23 October 2014, Huffington Post

Imagine that you are offered a job overseas. It promises a salary you couldn’t dream of making at home. You’ve heard that the work is difficult and sometimes dangerous, and you’ll have to stay overseas for at least two years with only limited contact with your family. But you have an unexpected need for cash because your kids are sick, or maybe because your family business has gone under, so you decide to apply for the job.

Your new employer, acting through a local labor broker, has demanded that you pay an exorbitant up-front fee before you can start work. You have no choice but to pay it. The job opportunity seems good enough to warrant a bit of risk, so you borrow an amount of money equal to two times your current annual salary.

Banks won’t lend to you, so you have to pay a money lender five percent monthly interest. He requires your family’s house as collateral. You give the money to the labor broker and he arranges your travel.

When you arrive at your destination your passport is immediately taken away, and you are told you owe an additional fee in order to get the job. What’s more, it turns out that the wage is about 25 percent lower than you were promised.

You calculate that this new wage will not allow you to pay back the loan and send money home as you’d promised your family.

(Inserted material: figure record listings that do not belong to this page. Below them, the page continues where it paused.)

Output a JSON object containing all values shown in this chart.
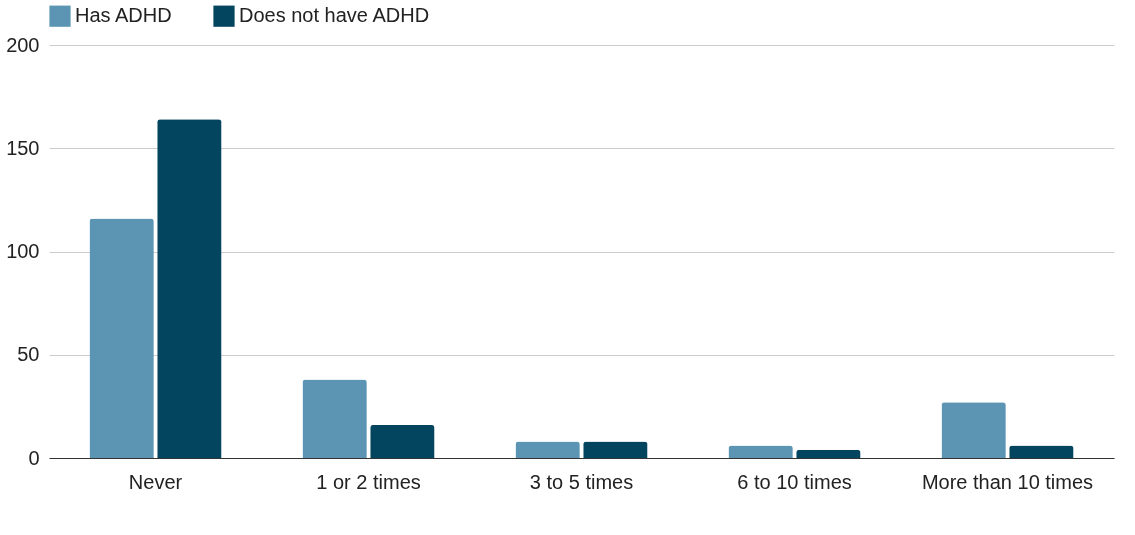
{
  "chart_data": {
    "type": "bar",
    "categories": [
      "Never",
      "1 or 2 times",
      "3 to 5 times",
      "6 to 10 times",
      "More than 10 times"
    ],
    "series": [
      {
        "name": "Has ADHD",
        "color": "#5b95b3",
        "values": [
          116,
          38,
          8,
          6,
          27
        ]
      },
      {
        "name": "Does not have ADHD",
        "color": "#03455f",
        "values": [
          164,
          16,
          8,
          4,
          6
        ]
      }
    ],
    "ylim": [
      0,
      200
    ],
    "yticks": [
      0,
      50,
      100,
      150,
      200
    ],
    "grid": "y",
    "legend": "top"
  }
}
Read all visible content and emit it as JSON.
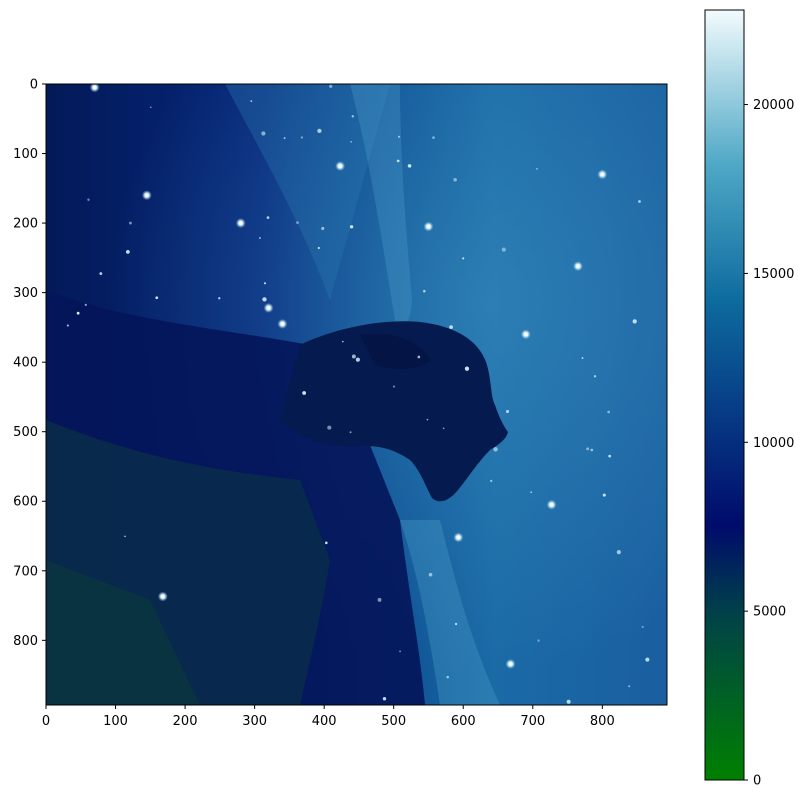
{
  "chart_data": {
    "type": "heatmap",
    "title": "",
    "xlabel": "",
    "ylabel": "",
    "image_extent": {
      "x": [
        0,
        893
      ],
      "y": [
        0,
        893
      ]
    },
    "x_ticks": [
      0,
      100,
      200,
      300,
      400,
      500,
      600,
      700,
      800
    ],
    "y_ticks": [
      0,
      100,
      200,
      300,
      400,
      500,
      600,
      700,
      800
    ],
    "y_axis_inverted": true,
    "colorbar": {
      "range": [
        0,
        22800
      ],
      "ticks": [
        0,
        5000,
        10000,
        15000,
        20000
      ],
      "colormap": [
        "#008000",
        "#00404a",
        "#000b6b",
        "#0d6a9e",
        "#4fa8c6",
        "#f2fbfd"
      ],
      "colormap_stops": [
        0,
        0.22,
        0.33,
        0.62,
        0.8,
        1
      ]
    },
    "description_values": {
      "nebula_background_level": 15500,
      "dark_cloud_level": 7500,
      "star_peak_level": 22800
    }
  },
  "colors": {
    "axis": "#000000",
    "background": "#ffffff"
  }
}
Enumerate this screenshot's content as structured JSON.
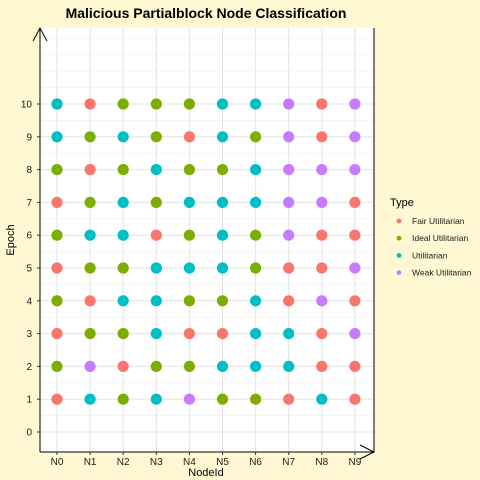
{
  "chart_data": {
    "type": "scatter",
    "title": "Malicious Partialblock Node Classification",
    "xlabel": "NodeId",
    "ylabel": "Epoch",
    "categories": [
      "N0",
      "N1",
      "N2",
      "N3",
      "N4",
      "N5",
      "N6",
      "N7",
      "N8",
      "N9"
    ],
    "y_ticks": [
      0,
      1,
      2,
      3,
      4,
      5,
      6,
      7,
      8,
      9,
      10
    ],
    "ylim": [
      0,
      10
    ],
    "grid": true,
    "legend": {
      "title": "Type",
      "placement": "right",
      "entries": [
        {
          "name": "Fair Utilitarian",
          "color": "#f8766d"
        },
        {
          "name": "Ideal Utilitarian",
          "color": "#7cae00"
        },
        {
          "name": "Utilitarian",
          "color": "#00bfc4"
        },
        {
          "name": "Weak Utilitarian",
          "color": "#c77cff"
        }
      ]
    },
    "types": [
      "Fair Utilitarian",
      "Ideal Utilitarian",
      "Utilitarian",
      "Weak Utilitarian"
    ],
    "epochs": [
      {
        "epoch": 1,
        "types": [
          "Fair Utilitarian",
          "Utilitarian",
          "Ideal Utilitarian",
          "Utilitarian",
          "Weak Utilitarian",
          "Ideal Utilitarian",
          "Ideal Utilitarian",
          "Fair Utilitarian",
          "Utilitarian",
          "Fair Utilitarian"
        ]
      },
      {
        "epoch": 2,
        "types": [
          "Ideal Utilitarian",
          "Weak Utilitarian",
          "Fair Utilitarian",
          "Ideal Utilitarian",
          "Ideal Utilitarian",
          "Utilitarian",
          "Utilitarian",
          "Utilitarian",
          "Fair Utilitarian",
          "Fair Utilitarian"
        ]
      },
      {
        "epoch": 3,
        "types": [
          "Fair Utilitarian",
          "Ideal Utilitarian",
          "Ideal Utilitarian",
          "Utilitarian",
          "Fair Utilitarian",
          "Fair Utilitarian",
          "Utilitarian",
          "Utilitarian",
          "Fair Utilitarian",
          "Weak Utilitarian"
        ]
      },
      {
        "epoch": 4,
        "types": [
          "Ideal Utilitarian",
          "Fair Utilitarian",
          "Utilitarian",
          "Utilitarian",
          "Ideal Utilitarian",
          "Ideal Utilitarian",
          "Utilitarian",
          "Fair Utilitarian",
          "Weak Utilitarian",
          "Fair Utilitarian"
        ]
      },
      {
        "epoch": 5,
        "types": [
          "Fair Utilitarian",
          "Ideal Utilitarian",
          "Ideal Utilitarian",
          "Utilitarian",
          "Utilitarian",
          "Utilitarian",
          "Ideal Utilitarian",
          "Fair Utilitarian",
          "Fair Utilitarian",
          "Weak Utilitarian"
        ]
      },
      {
        "epoch": 6,
        "types": [
          "Ideal Utilitarian",
          "Utilitarian",
          "Utilitarian",
          "Fair Utilitarian",
          "Ideal Utilitarian",
          "Utilitarian",
          "Ideal Utilitarian",
          "Weak Utilitarian",
          "Fair Utilitarian",
          "Fair Utilitarian"
        ]
      },
      {
        "epoch": 7,
        "types": [
          "Fair Utilitarian",
          "Ideal Utilitarian",
          "Utilitarian",
          "Ideal Utilitarian",
          "Utilitarian",
          "Utilitarian",
          "Utilitarian",
          "Weak Utilitarian",
          "Weak Utilitarian",
          "Fair Utilitarian"
        ]
      },
      {
        "epoch": 8,
        "types": [
          "Ideal Utilitarian",
          "Fair Utilitarian",
          "Ideal Utilitarian",
          "Utilitarian",
          "Ideal Utilitarian",
          "Ideal Utilitarian",
          "Utilitarian",
          "Weak Utilitarian",
          "Weak Utilitarian",
          "Weak Utilitarian"
        ]
      },
      {
        "epoch": 9,
        "types": [
          "Utilitarian",
          "Ideal Utilitarian",
          "Utilitarian",
          "Ideal Utilitarian",
          "Fair Utilitarian",
          "Utilitarian",
          "Ideal Utilitarian",
          "Weak Utilitarian",
          "Fair Utilitarian",
          "Weak Utilitarian"
        ]
      },
      {
        "epoch": 10,
        "types": [
          "Utilitarian",
          "Fair Utilitarian",
          "Ideal Utilitarian",
          "Ideal Utilitarian",
          "Ideal Utilitarian",
          "Utilitarian",
          "Utilitarian",
          "Weak Utilitarian",
          "Fair Utilitarian",
          "Weak Utilitarian"
        ]
      }
    ]
  }
}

You start the job, and are required to work as much as 12 hours a day, seven days a week. Still, you are falling behind, making less money than you need. You can’t leave, because you don’t have your passport. Even if you could leave your job, you’d never be able to pay back your enormous loan. But if you stay you’ll never make enough to survive and support your family.

This scenario is a form of forced labor or modern-day slavery, and it is common in the supply chains of multinational companies from the electronics, apparel, construction and agriculture sectors.